Many school administrators and advocates say the problem begins with the federal government, which has never followed through on its decades-old pledge to cover 40 percent of special education costs. Currently, the federal government pays for about 8 percent of Minnesota’s $2.2 billion annual special education expenses.
The share of the cost picked up by the state has ticked up in the last decade, rising to about 63 percent this year. But it’s not enough: more Minnesota students are requiring special education services, including a growing number with particularly complex medical, mental health or behavioral needs. The cost to serve them is rising at a faster rate than the overall costs of education, and the federal government isn’t responding in kind. …
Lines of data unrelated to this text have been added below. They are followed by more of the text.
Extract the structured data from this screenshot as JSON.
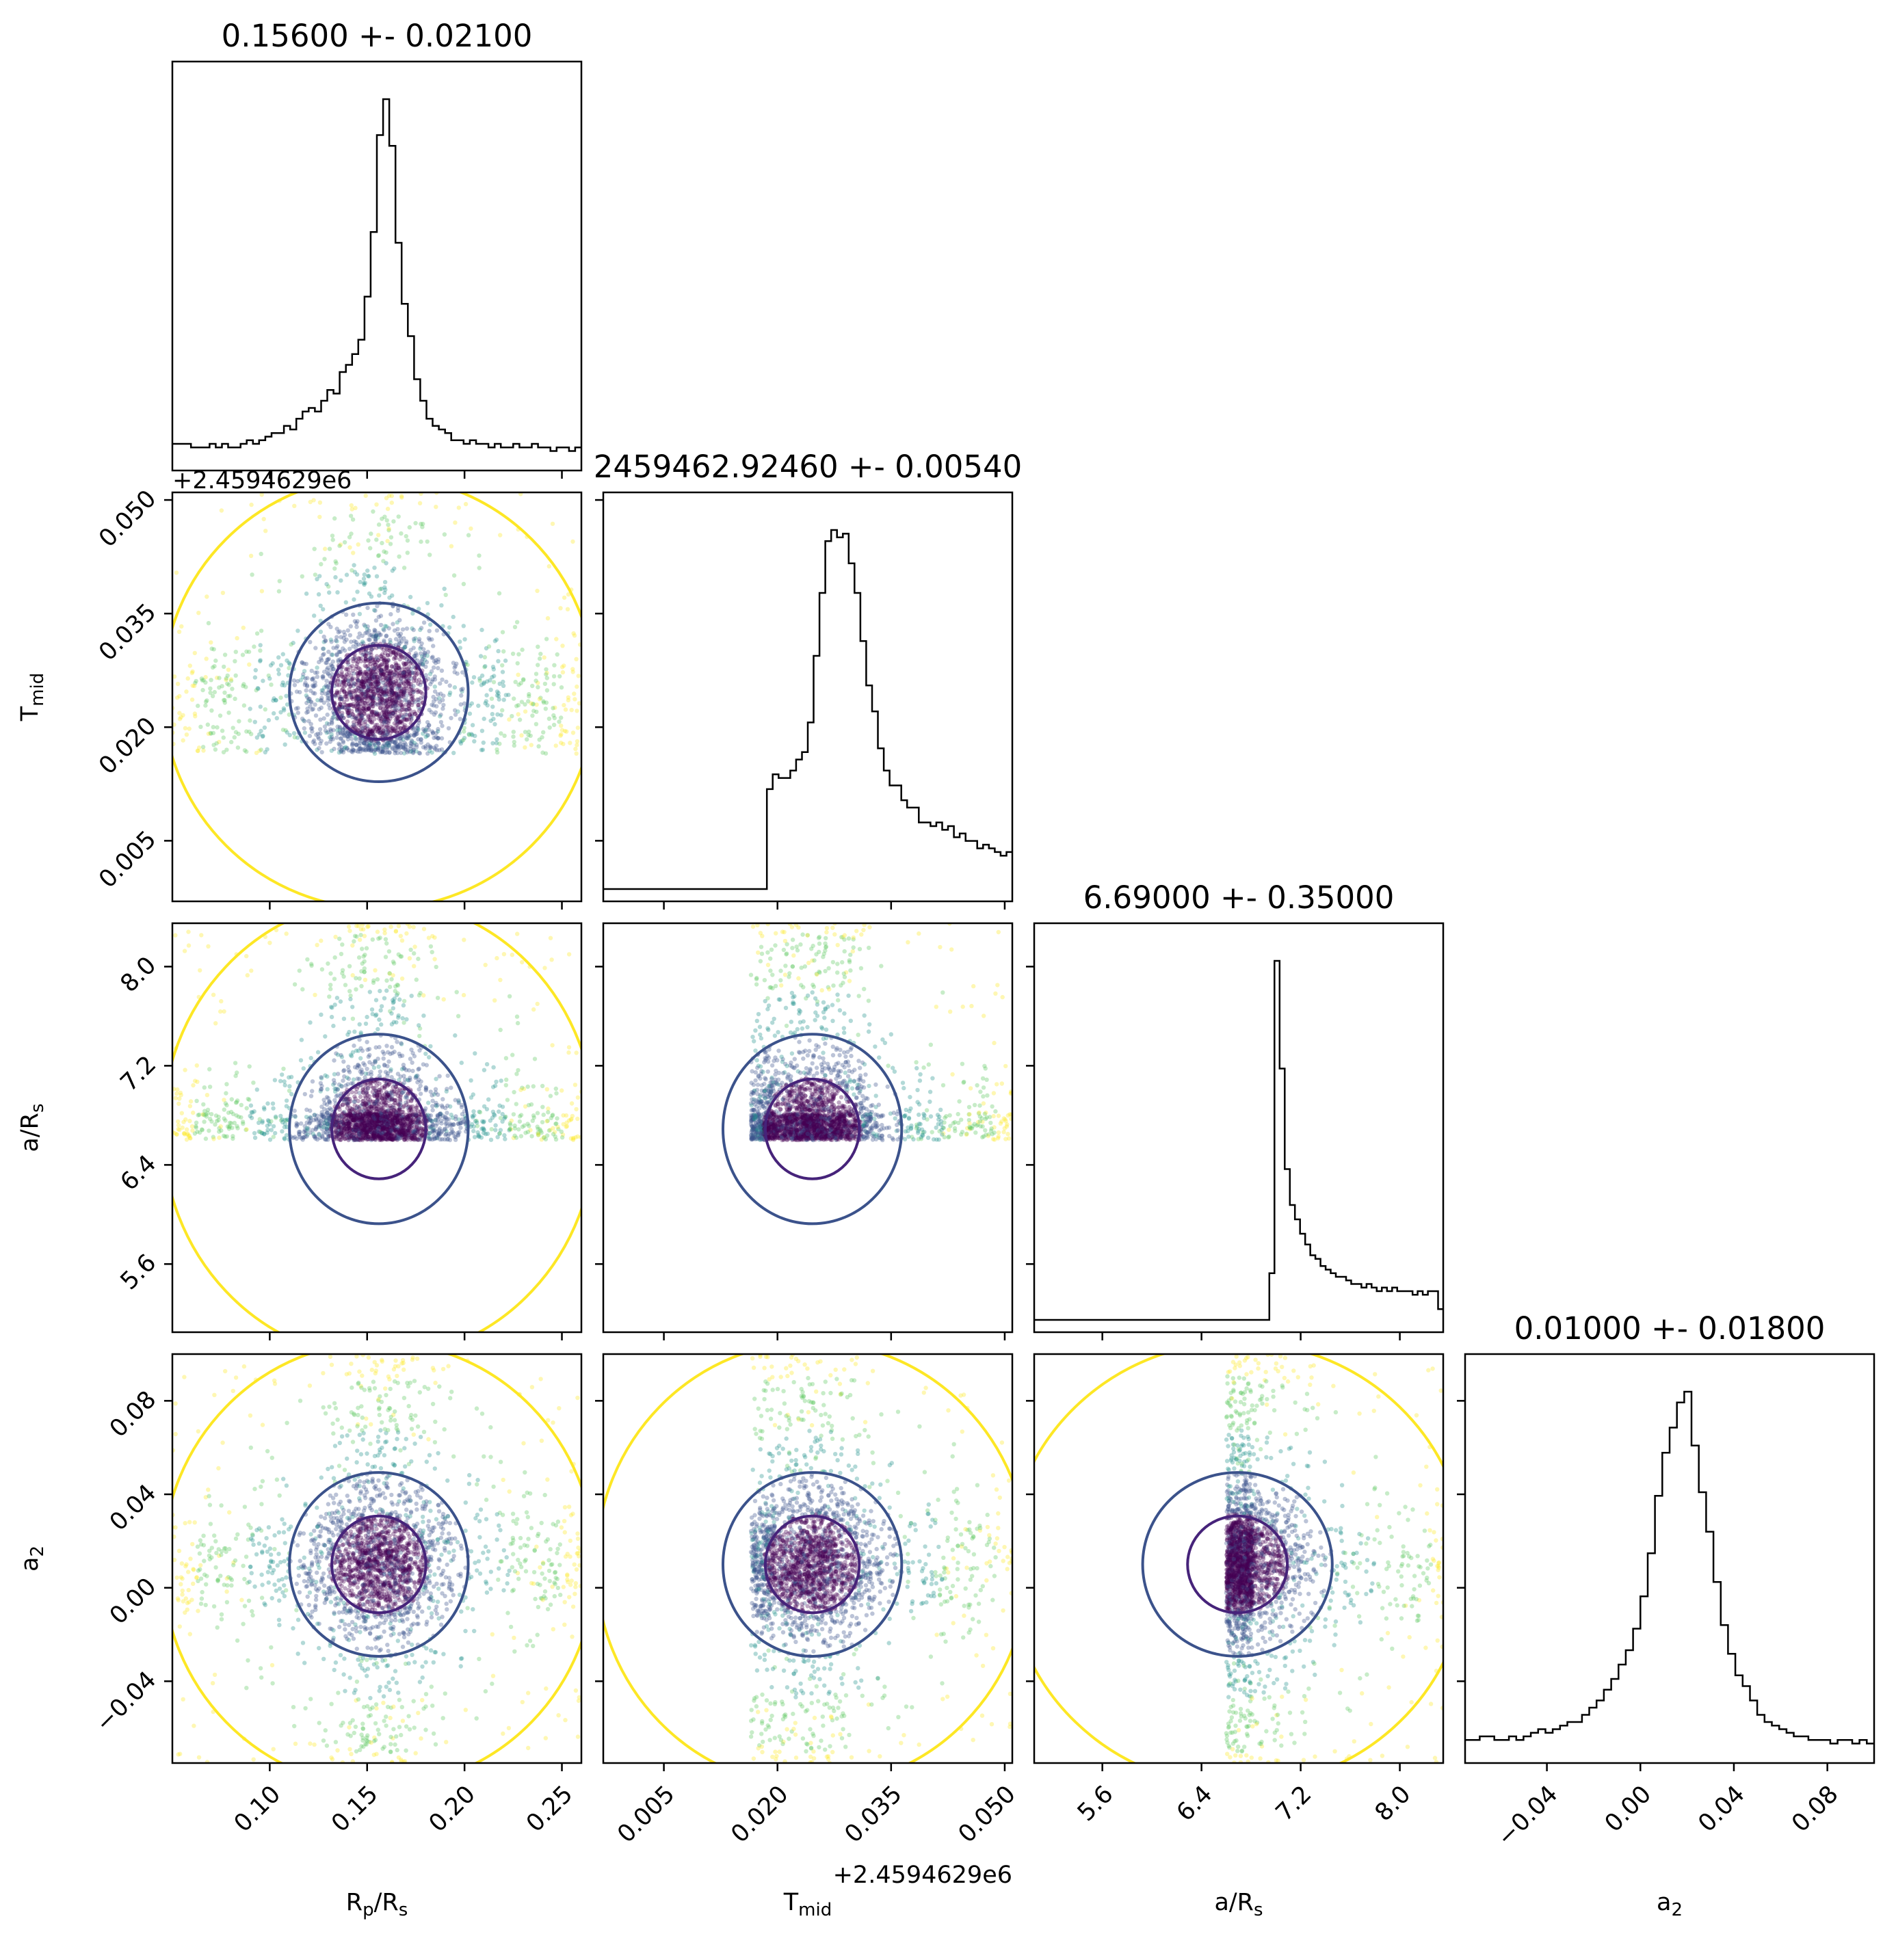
{
  "chart_data": {
    "type": "corner",
    "parameters": [
      {
        "key": "rprs",
        "label": "R",
        "label_sub": "p",
        "label_tail": "/R",
        "label_tail_sub": "s",
        "title": "0.15600 +- 0.02100",
        "range": [
          0.05,
          0.26
        ],
        "ticks": [
          0.1,
          0.15,
          0.2,
          0.25
        ],
        "tick_labels": [
          "0.10",
          "0.15",
          "0.20",
          "0.25"
        ],
        "median": 0.156,
        "sigma": 0.021,
        "lower_bound": null,
        "offset": ""
      },
      {
        "key": "tmid",
        "label": "T",
        "label_sub": "mid",
        "label_tail": "",
        "label_tail_sub": "",
        "title": "2459462.92460 +- 0.00540",
        "range": [
          -0.003,
          0.051
        ],
        "ticks": [
          0.005,
          0.02,
          0.035,
          0.05
        ],
        "tick_labels": [
          "0.005",
          "0.020",
          "0.035",
          "0.050"
        ],
        "median": 0.0246,
        "sigma": 0.0054,
        "lower_bound": 0.0165,
        "offset": "+2.4594629e6"
      },
      {
        "key": "ars",
        "label": "a/R",
        "label_sub": "s",
        "label_tail": "",
        "label_tail_sub": "",
        "title": "6.69000 +- 0.35000",
        "range": [
          5.05,
          8.35
        ],
        "ticks": [
          5.6,
          6.4,
          7.2,
          8.0
        ],
        "tick_labels": [
          "5.6",
          "6.4",
          "7.2",
          "8.0"
        ],
        "median": 6.69,
        "sigma": 0.35,
        "lower_bound": 6.6,
        "offset": ""
      },
      {
        "key": "a2",
        "label": "a",
        "label_sub": "2",
        "label_tail": "",
        "label_tail_sub": "",
        "title": "0.01000 +- 0.01800",
        "range": [
          -0.075,
          0.1
        ],
        "ticks": [
          -0.04,
          0.0,
          0.04,
          0.08
        ],
        "tick_labels": [
          "−0.04",
          "0.00",
          "0.04",
          "0.08"
        ],
        "median": 0.01,
        "sigma": 0.018,
        "lower_bound": null,
        "offset": ""
      }
    ],
    "histograms_1d": [
      {
        "param": "rprs",
        "bins": [
          0.05,
          0.26
        ],
        "counts": [
          4,
          4,
          4,
          3,
          3,
          3,
          4,
          3,
          4,
          3,
          3,
          4,
          5,
          4,
          5,
          6,
          7,
          7,
          9,
          8,
          11,
          13,
          14,
          13,
          16,
          19,
          18,
          24,
          26,
          29,
          33,
          45,
          63,
          90,
          100,
          87,
          60,
          43,
          34,
          22,
          16,
          11,
          9,
          8,
          7,
          5,
          5,
          4,
          5,
          4,
          4,
          3,
          4,
          3,
          3,
          4,
          3,
          3,
          4,
          3,
          3,
          2,
          3,
          3,
          2,
          3
        ]
      },
      {
        "param": "tmid",
        "bins": [
          -0.003,
          0.051
        ],
        "counts": [
          0,
          0,
          0,
          0,
          0,
          0,
          0,
          0,
          0,
          0,
          0,
          0,
          0,
          0,
          0,
          0,
          0,
          0,
          0,
          0,
          0,
          0,
          0,
          0,
          0,
          0,
          0,
          0,
          27,
          31,
          30,
          30,
          32,
          35,
          37,
          45,
          63,
          80,
          94,
          97,
          95,
          96,
          88,
          80,
          67,
          55,
          48,
          38,
          32,
          28,
          28,
          24,
          22,
          22,
          18,
          18,
          17,
          18,
          16,
          17,
          14,
          15,
          13,
          13,
          11,
          12,
          11,
          10,
          9,
          10
        ]
      },
      {
        "param": "ars",
        "bins": [
          5.05,
          8.35
        ],
        "counts": [
          0,
          0,
          0,
          0,
          0,
          0,
          0,
          0,
          0,
          0,
          0,
          0,
          0,
          0,
          0,
          0,
          0,
          0,
          0,
          0,
          0,
          0,
          0,
          0,
          0,
          0,
          0,
          0,
          0,
          0,
          0,
          0,
          0,
          0,
          0,
          0,
          0,
          0,
          0,
          0,
          0,
          0,
          0,
          0,
          0,
          0,
          13,
          100,
          70,
          42,
          32,
          28,
          24,
          21,
          18,
          17,
          15,
          14,
          13,
          12,
          12,
          11,
          10,
          10,
          9,
          10,
          9,
          8,
          9,
          8,
          9,
          8,
          8,
          8,
          7,
          8,
          7,
          8,
          8,
          3
        ]
      },
      {
        "param": "a2",
        "bins": [
          -0.075,
          0.1
        ],
        "counts": [
          3,
          3,
          4,
          4,
          3,
          3,
          4,
          3,
          4,
          5,
          6,
          5,
          6,
          7,
          8,
          8,
          10,
          12,
          14,
          17,
          20,
          24,
          28,
          34,
          43,
          55,
          71,
          83,
          90,
          97,
          100,
          85,
          72,
          61,
          47,
          35,
          27,
          21,
          18,
          14,
          10,
          8,
          7,
          6,
          5,
          4,
          4,
          3,
          3,
          3,
          2,
          3,
          3,
          2,
          3,
          2
        ]
      }
    ],
    "scatter_2d": [
      {
        "x": "rprs",
        "y": "tmid",
        "contours": [
          "1-sigma",
          "2-sigma",
          "outer"
        ]
      },
      {
        "x": "rprs",
        "y": "ars",
        "contours": [
          "1-sigma",
          "2-sigma",
          "outer"
        ]
      },
      {
        "x": "tmid",
        "y": "ars",
        "contours": [
          "1-sigma",
          "2-sigma"
        ]
      },
      {
        "x": "rprs",
        "y": "a2",
        "contours": [
          "1-sigma",
          "2-sigma",
          "outer"
        ]
      },
      {
        "x": "tmid",
        "y": "a2",
        "contours": [
          "1-sigma",
          "2-sigma",
          "outer"
        ]
      },
      {
        "x": "ars",
        "y": "a2",
        "contours": [
          "1-sigma",
          "2-sigma",
          "outer"
        ]
      }
    ],
    "colors": {
      "hist_line": "#000000",
      "contour_inner": "#46237a",
      "contour_mid": "#3b528b",
      "contour_outer": "#fde725",
      "scatter_colormap": [
        "#440154",
        "#3b528b",
        "#21918c",
        "#5ec962",
        "#fde725"
      ]
    },
    "grid": false,
    "legend": "none"
  }
}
“I would say this is probably the No. 1 issue for us from a budgetary standpoint,” said superintendent Wayne Kazmierczak. “From a standpoint of what financially keeps us awake at night, it certainly keeps us awake.” …
All told, Minneapolis has the state’s largest special education funding gap: $55.3 million, or about $1,400 for every student in the district.
Anne’s past articles on Age of Autism from 2008 (here and here) and 2013 are now a prescient warning unheeded. She is justifiably incensed in her message:
“I was in Minneapolis when Somali leaders met with health/school officials for a public forum in 2008. Parents wanted answers. Education officials assured them that vaccines weren’t at fault AND THAT THE SCHOOLS WOULD PROVIDE FOR THEIR KIDS’ NEEDS.
NOW ….SPED costs are just too much to handle. Notice the photo on the story…….lovely little (I’m assuming Somali) girl, BUT NOT ONE WORD OF EXPLANATION AS TO WHY THERE IS THIS ‘GROWING NUMBER’ of disabled students more complex needs.
STILL…….they have to pretend the only problem is covering the cost–not why it’s happening. It’s something that just can’t continue.”